China, meanwhile, said two Japanese travellers who arrived in the country were found to have very high levels of radiation.

Three workers trying to cool one of the most critical reactors at the plant were exposed to radiation levels 10,000 times higher than normal, but officials were unable to say if the leak came from the radioactive core due to a crack in the container.

The reactor, No 3 of six, is the only one to use plutonium in its fuel mix which is more toxic than the uranium used in the other reactors.

The government called for a thorough investigation into why such elevated levels of radiation suddenly came to light.

More than 700 engineers have been working in shifts around the clock to stabilise the plant but they pulled back from some parts when the workers were hurt. Two of the men suffered radiation burns after radioactive water seeped over their boots.
“The contaminated water had 10,000 times the amount of radiation as would be found in water circulating from a normally operating reactor,” said Japanese nuclear agency official Hidehiko Nishiyama.

“It is possible that there is damage to the reactor.” But Nishiyama later told reporters: “It could be from venting operations and there could be some water leakage from pipes or from valves, but there is no data suggesting a crack.

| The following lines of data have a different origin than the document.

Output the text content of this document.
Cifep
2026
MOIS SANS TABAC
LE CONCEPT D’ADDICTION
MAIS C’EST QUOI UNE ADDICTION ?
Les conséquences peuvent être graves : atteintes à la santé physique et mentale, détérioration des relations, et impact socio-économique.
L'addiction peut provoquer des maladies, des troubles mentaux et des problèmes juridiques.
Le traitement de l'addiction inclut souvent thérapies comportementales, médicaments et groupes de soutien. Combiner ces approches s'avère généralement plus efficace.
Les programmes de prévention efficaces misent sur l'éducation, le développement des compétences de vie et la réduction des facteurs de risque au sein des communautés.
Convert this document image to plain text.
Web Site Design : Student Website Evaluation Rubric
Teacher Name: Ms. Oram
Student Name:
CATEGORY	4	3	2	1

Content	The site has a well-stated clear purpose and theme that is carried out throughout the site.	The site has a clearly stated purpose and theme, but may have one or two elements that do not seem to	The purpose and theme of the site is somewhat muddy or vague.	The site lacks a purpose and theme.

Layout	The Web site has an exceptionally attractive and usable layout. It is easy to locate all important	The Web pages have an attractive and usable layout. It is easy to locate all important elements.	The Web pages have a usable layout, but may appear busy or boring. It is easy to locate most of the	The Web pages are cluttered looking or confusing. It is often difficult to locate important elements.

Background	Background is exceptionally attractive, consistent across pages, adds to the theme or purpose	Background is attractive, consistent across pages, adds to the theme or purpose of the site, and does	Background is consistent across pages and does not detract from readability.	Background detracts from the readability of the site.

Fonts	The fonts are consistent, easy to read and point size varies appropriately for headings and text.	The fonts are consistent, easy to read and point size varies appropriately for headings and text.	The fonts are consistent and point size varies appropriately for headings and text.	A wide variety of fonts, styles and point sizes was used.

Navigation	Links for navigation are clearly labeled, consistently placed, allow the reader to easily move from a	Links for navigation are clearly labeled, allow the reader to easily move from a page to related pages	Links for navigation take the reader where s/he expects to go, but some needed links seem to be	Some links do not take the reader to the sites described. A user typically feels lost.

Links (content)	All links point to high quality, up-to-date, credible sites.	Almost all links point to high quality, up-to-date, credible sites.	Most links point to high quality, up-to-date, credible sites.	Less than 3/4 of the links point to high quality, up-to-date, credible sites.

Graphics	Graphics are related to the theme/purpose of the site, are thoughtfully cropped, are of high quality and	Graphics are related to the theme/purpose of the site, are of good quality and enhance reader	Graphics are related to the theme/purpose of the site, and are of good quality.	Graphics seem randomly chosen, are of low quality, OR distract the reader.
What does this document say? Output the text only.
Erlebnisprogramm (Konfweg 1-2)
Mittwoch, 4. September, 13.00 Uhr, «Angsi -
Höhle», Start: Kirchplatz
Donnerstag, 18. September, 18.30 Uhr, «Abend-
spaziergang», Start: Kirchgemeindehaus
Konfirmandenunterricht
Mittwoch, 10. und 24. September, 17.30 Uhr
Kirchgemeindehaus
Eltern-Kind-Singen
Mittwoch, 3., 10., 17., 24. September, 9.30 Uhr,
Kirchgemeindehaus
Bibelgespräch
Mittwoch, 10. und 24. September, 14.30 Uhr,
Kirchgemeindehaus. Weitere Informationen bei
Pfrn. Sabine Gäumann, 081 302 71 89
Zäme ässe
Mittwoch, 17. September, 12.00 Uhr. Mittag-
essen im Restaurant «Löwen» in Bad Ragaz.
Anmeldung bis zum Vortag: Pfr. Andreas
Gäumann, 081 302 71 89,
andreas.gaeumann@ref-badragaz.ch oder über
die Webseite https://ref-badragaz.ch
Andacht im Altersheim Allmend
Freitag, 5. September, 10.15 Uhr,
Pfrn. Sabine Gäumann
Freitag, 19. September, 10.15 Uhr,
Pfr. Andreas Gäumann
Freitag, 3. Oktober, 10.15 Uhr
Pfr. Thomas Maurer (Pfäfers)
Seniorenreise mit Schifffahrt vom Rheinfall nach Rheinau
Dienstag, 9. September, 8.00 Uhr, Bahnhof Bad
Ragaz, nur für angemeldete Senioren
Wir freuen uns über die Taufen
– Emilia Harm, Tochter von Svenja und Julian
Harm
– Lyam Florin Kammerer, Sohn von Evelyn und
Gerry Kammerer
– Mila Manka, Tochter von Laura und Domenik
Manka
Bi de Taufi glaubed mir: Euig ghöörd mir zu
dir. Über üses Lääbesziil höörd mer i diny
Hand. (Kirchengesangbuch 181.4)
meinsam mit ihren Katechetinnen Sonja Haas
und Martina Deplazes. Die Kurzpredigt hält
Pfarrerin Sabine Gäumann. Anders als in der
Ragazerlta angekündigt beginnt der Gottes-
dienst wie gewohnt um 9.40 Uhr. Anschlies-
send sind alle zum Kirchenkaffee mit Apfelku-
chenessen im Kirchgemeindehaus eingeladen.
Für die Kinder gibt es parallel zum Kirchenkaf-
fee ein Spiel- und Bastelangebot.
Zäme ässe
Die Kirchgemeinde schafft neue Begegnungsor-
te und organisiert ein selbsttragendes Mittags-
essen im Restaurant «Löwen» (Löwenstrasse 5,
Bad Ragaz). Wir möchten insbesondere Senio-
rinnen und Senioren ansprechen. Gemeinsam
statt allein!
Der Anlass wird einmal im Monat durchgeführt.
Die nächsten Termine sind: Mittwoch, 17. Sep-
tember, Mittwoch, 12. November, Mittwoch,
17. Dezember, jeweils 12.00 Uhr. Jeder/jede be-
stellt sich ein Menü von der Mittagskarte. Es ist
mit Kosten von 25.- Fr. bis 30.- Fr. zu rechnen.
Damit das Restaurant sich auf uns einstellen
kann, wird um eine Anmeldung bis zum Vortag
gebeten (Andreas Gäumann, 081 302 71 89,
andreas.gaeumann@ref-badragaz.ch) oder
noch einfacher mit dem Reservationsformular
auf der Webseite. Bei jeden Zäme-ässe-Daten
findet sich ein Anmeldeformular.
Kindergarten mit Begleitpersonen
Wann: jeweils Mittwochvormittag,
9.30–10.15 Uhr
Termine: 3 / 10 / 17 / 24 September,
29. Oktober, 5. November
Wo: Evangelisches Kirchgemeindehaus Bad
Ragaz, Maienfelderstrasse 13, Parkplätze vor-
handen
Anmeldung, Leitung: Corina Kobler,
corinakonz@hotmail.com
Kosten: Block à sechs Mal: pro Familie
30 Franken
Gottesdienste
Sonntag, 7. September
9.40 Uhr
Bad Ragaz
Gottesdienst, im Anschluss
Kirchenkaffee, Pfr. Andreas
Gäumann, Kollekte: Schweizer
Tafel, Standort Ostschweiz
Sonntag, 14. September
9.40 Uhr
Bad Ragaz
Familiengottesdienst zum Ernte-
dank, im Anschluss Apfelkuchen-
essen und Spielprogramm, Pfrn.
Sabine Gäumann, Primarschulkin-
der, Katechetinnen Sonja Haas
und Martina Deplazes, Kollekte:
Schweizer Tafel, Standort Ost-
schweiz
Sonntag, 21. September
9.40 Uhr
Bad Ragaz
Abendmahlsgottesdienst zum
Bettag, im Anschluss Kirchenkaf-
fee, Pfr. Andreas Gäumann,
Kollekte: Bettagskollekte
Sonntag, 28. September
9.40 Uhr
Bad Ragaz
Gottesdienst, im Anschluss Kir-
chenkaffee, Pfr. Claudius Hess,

“I do not believe the container vessel or the pressure vessel have physical damage, like cracks. We do not know clearly where the radioactive water came from—the reactor or the spent fuel pool.”

Hideo Morimoto, director at the Agency for Natural Resources and Energy, said the incident at the reactor was not serious.

“I feel if the pressure vessel has been seriously damaged, then far more radiation would have leaked,” he said.

UN nuclear watchdog IAEA said a total of 17 workers had received elevated levels of radiation at Fukushima since the operations began, but said the other 14 did not suffer burns.